これはもちろん藩王のお願いを叶えるためだけのミッションではない。
現実問題として、ナツメヤシの果樹園だけでは食糧増産計画を達成するには不足であったのだ。
ナツメヤシの果樹園をさらに広げるという選択肢もあったが、単一の果物に頼ることは、何かの理由でそれがダメになったときに取り返しがつかないことも意味する。
また、オレンジの栽培については以前より西の都の研究チーム(チーム名:オレンジ畑で捕まえて)が執念深く研究を続けており、既に栽培可能な段階まで研究を進めていた。

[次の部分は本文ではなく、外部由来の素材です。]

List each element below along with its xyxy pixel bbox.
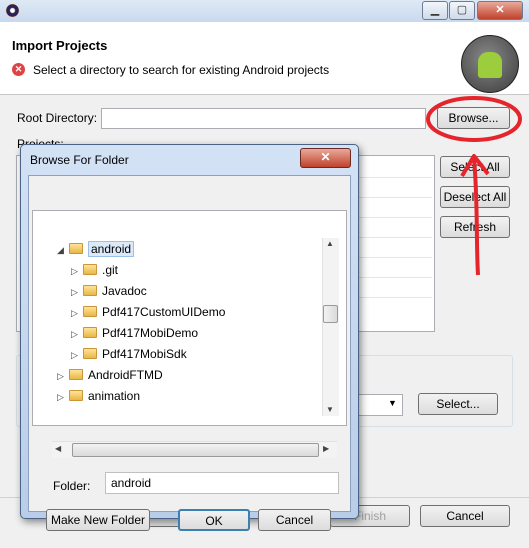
scroll-right-icon[interactable]: ▶ — [323, 444, 329, 453]
collapsed-triangle-icon[interactable]: ▷ — [57, 366, 69, 386]
browse-folder-dialog: Browse For Folder ✕ ◢ android ▷ .git ▷ Javado… — [20, 144, 359, 531]
ok-button[interactable]: OK — [178, 509, 250, 531]
tree-item[interactable]: ▷ .git — [71, 260, 326, 280]
minimize-button[interactable]: ▁ — [422, 1, 448, 20]
window-close-button[interactable]: ✕ — [477, 1, 523, 20]
folder-icon — [83, 306, 97, 318]
folder-tree[interactable]: ◢ android ▷ .git ▷ Javadoc ▷ Pdf417CustomUIDemo… — [32, 210, 347, 426]
scroll-left-icon[interactable]: ◀ — [55, 444, 61, 453]
tree-scroll-thumb[interactable] — [323, 305, 338, 323]
expanded-triangle-icon[interactable]: ◢ — [57, 240, 69, 260]
folder-icon — [69, 390, 83, 402]
tree-item[interactable]: ▷ Pdf417MobiDemo — [71, 323, 326, 343]
dialog-title: Browse For Folder — [30, 153, 129, 167]
tree-item[interactable]: ▷ animation — [57, 386, 312, 406]
eclipse-icon — [6, 4, 19, 17]
folder-icon — [69, 369, 83, 381]
tree-item-label: .git — [102, 263, 119, 277]
folder-label: Folder: — [53, 479, 91, 493]
dialog-cancel-button[interactable]: Cancel — [258, 509, 331, 531]
tree-item[interactable]: ▷ Pdf417CustomUIDemo — [71, 302, 326, 322]
tree-item-label: AndroidFTMD — [88, 368, 163, 382]
collapsed-triangle-icon[interactable]: ▷ — [71, 261, 83, 281]
tree-item-label: Pdf417MobiSdk — [102, 347, 187, 361]
folder-icon — [69, 243, 83, 255]
folder-icon — [83, 327, 97, 339]
page-title: Import Projects — [12, 38, 108, 53]
collapsed-triangle-icon[interactable]: ▷ — [71, 345, 83, 365]
collapsed-triangle-icon[interactable]: ▷ — [71, 303, 83, 323]
dialog-body: ◢ android ▷ .git ▷ Javadoc ▷ Pdf417CustomUIDemo… — [28, 175, 351, 531]
root-directory-input[interactable] — [101, 108, 426, 129]
collapsed-triangle-icon[interactable]: ▷ — [71, 282, 83, 302]
root-directory-label: Root Directory: — [17, 111, 98, 125]
tree-item-label: Pdf417CustomUIDemo — [102, 305, 226, 319]
error-icon: ✕ — [12, 63, 25, 76]
scroll-up-icon[interactable]: ▲ — [326, 239, 334, 248]
tree-item[interactable]: ▷ Javadoc — [71, 281, 326, 301]
cancel-button[interactable]: Cancel — [420, 505, 510, 527]
deselect-all-button[interactable]: Deselect All — [440, 186, 510, 208]
error-message: Select a directory to search for existin… — [33, 63, 330, 77]
tree-item[interactable]: ▷ AndroidFTMD — [57, 365, 312, 385]
tree-item-label: Pdf417MobiDemo — [102, 326, 199, 340]
tree-item[interactable]: ◢ android — [57, 239, 312, 259]
folder-icon — [83, 285, 97, 297]
folder-icon — [83, 264, 97, 276]
android-robot-icon — [478, 52, 502, 78]
scroll-down-icon[interactable]: ▼ — [326, 405, 334, 414]
tree-vertical-scrollbar[interactable] — [322, 238, 339, 416]
collapsed-triangle-icon[interactable]: ▷ — [57, 387, 69, 407]
tree-item-label: animation — [88, 389, 141, 403]
tree-hscroll-thumb[interactable] — [72, 443, 319, 457]
tree-item-label: Javadoc — [102, 284, 147, 298]
dialog-close-button[interactable]: ✕ — [300, 148, 351, 168]
browse-button[interactable]: Browse... — [437, 107, 510, 129]
collapsed-triangle-icon[interactable]: ▷ — [71, 324, 83, 344]
tree-item[interactable]: ▷ Pdf417MobiSdk — [71, 344, 326, 364]
make-new-folder-button[interactable]: Make New Folder — [46, 509, 150, 531]
folder-input[interactable]: android — [105, 472, 339, 494]
tree-item-label: android — [88, 241, 135, 257]
select-all-button[interactable]: Select All — [440, 156, 510, 178]
refresh-button[interactable]: Refresh — [440, 216, 510, 238]
folder-icon — [83, 348, 97, 360]
chevron-down-icon: ▼ — [388, 398, 397, 408]
select-button[interactable]: Select... — [418, 393, 498, 415]
wizard-header — [0, 22, 529, 95]
maximize-button[interactable]: ▢ — [449, 1, 475, 20]
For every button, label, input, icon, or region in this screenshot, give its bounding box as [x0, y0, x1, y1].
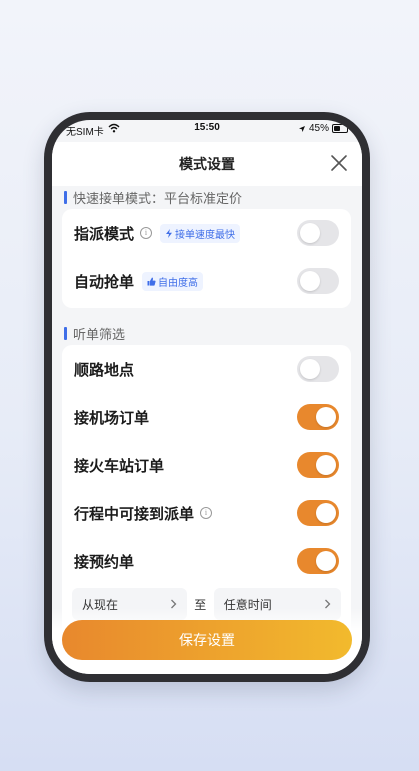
freedom-tag: 自由度高 — [142, 271, 204, 291]
toggle-knob — [316, 407, 336, 427]
airport-orders-toggle[interactable] — [297, 404, 339, 430]
filter-card: 顺路地点 接机场订单 接火车站订单 行程中可接到派单 i 接预约单 从现在 至 … — [62, 345, 351, 645]
row-label: 接火车站订单 — [74, 456, 165, 475]
battery-icon — [332, 124, 348, 133]
section-title-text: 快速接单模式：平台标准定价 — [73, 192, 243, 207]
battery-percent: 45% — [308, 123, 329, 134]
dispatch-during-trip-toggle[interactable] — [297, 500, 339, 526]
tag-text: 接单速度最快 — [175, 229, 236, 241]
section-title-filter: 听单筛选 — [64, 324, 125, 343]
toggle-knob — [300, 359, 320, 379]
phone-frame: 无SIM卡 15:50 45% 模式设置 快速接单模式：平台标准定价 指派模式 … — [44, 112, 370, 682]
toggle-knob — [316, 455, 336, 475]
quick-mode-card: 指派模式 i 接单速度最快 自动抢单 自由度高 — [62, 209, 351, 308]
section-marker — [64, 191, 67, 204]
speed-tag: 接单速度最快 — [160, 223, 241, 243]
status-right: 45% — [298, 123, 348, 134]
row-along-route: 顺路地点 — [74, 354, 339, 384]
reservation-orders-toggle[interactable] — [297, 548, 339, 574]
info-icon[interactable]: i — [140, 227, 153, 239]
row-station-orders: 接火车站订单 — [74, 450, 339, 480]
page-title: 模式设置 — [179, 157, 235, 173]
nav-bar: 模式设置 — [52, 142, 362, 186]
bolt-icon — [166, 228, 173, 238]
status-bar: 无SIM卡 15:50 45% — [52, 120, 362, 138]
row-label: 接机场订单 — [74, 408, 150, 427]
row-assign-mode: 指派模式 i 接单速度最快 — [74, 218, 339, 248]
toggle-knob — [316, 503, 336, 523]
tag-text: 自由度高 — [158, 277, 199, 289]
section-title-text: 听单筛选 — [73, 328, 126, 343]
close-icon[interactable] — [328, 152, 350, 174]
toggle-knob — [300, 271, 320, 291]
station-orders-toggle[interactable] — [297, 452, 339, 478]
section-title-quick-mode: 快速接单模式：平台标准定价 — [64, 188, 242, 207]
info-icon[interactable]: i — [200, 507, 213, 519]
auto-grab-toggle[interactable] — [297, 268, 339, 294]
row-airport-orders: 接机场订单 — [74, 402, 339, 432]
row-label: 自动抢单 — [74, 272, 135, 291]
row-dispatch-during-trip: 行程中可接到派单 i — [74, 498, 339, 528]
assign-mode-toggle[interactable] — [297, 220, 339, 246]
row-auto-grab: 自动抢单 自由度高 — [74, 266, 339, 296]
app-screen: 无SIM卡 15:50 45% 模式设置 快速接单模式：平台标准定价 指派模式 … — [52, 120, 362, 674]
toggle-knob — [300, 223, 320, 243]
along-route-toggle[interactable] — [297, 356, 339, 382]
location-arrow-icon — [298, 125, 305, 132]
section-marker — [64, 327, 67, 340]
toggle-knob — [316, 551, 336, 571]
save-settings-button[interactable]: 保存设置 — [62, 620, 352, 660]
row-label: 接预约单 — [74, 552, 135, 571]
thumb-up-icon — [147, 277, 156, 286]
row-label: 顺路地点 — [74, 360, 135, 379]
row-reservation-orders: 接预约单 — [74, 546, 339, 576]
row-label: 行程中可接到派单 — [74, 504, 195, 523]
row-label: 指派模式 — [74, 224, 135, 243]
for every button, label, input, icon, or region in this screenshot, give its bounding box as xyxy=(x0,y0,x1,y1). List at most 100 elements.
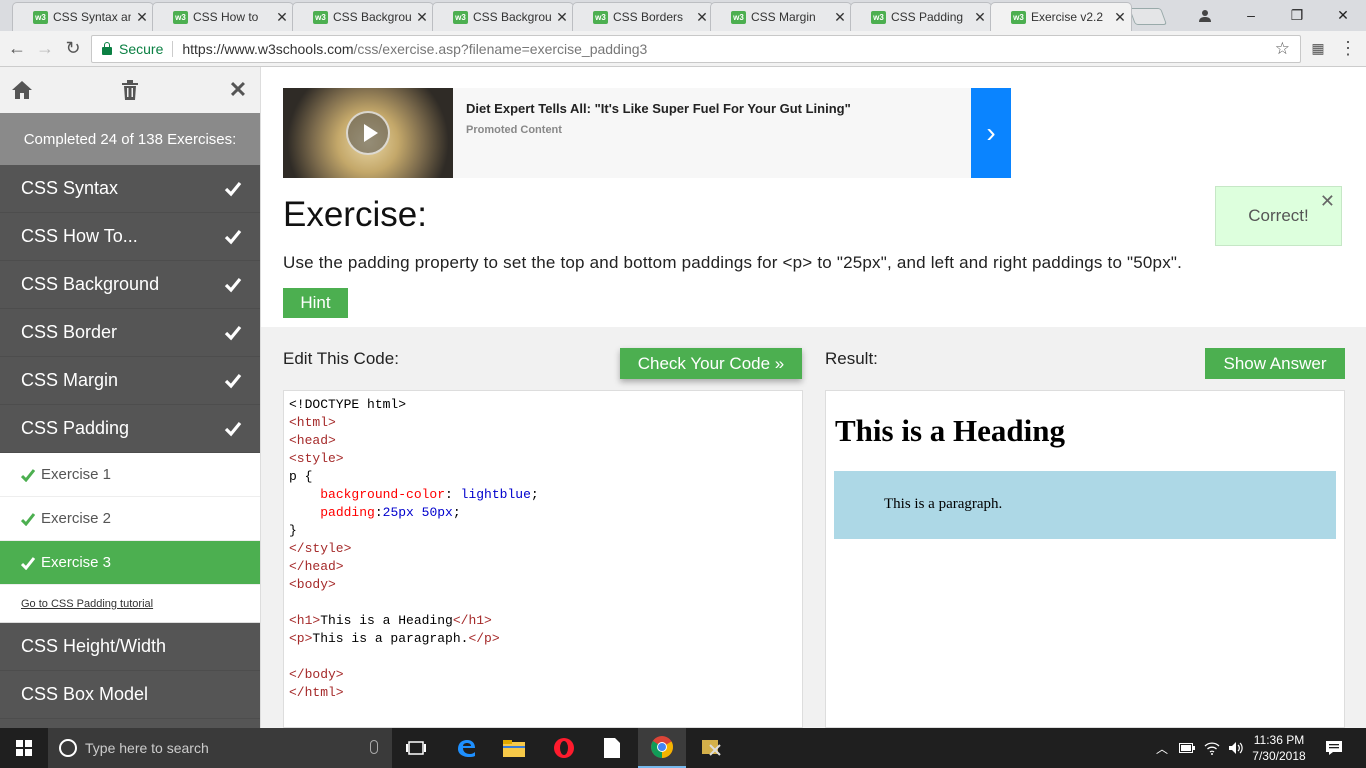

聡明なる摂政はそこまで考慮した上で新たな果樹園の造園に踏み切ったのだ。

かくて、ナツメヤシ果樹園から少し距離を置いた場所に、新たにオレンジの果樹園が作られた。
こちらも藩王様直々のお達しということで農家の集まりも良く、順調に完成に向かっている。
またナツメヤシ果樹園もさらなる拡大が推し進められており、レンジャー連邦の食糧増産体制は着実に整いつつある。

さらに将来の事を見越して、東部と南部のオアシスでも果樹園を作る計画が立ち上がっている。
こちらはまだ計画・実験段階であるが、将来的に東部・南部にも果樹園が作られることになれば、レンジャー連邦の農業はさらなる発展を見せることになるだろう。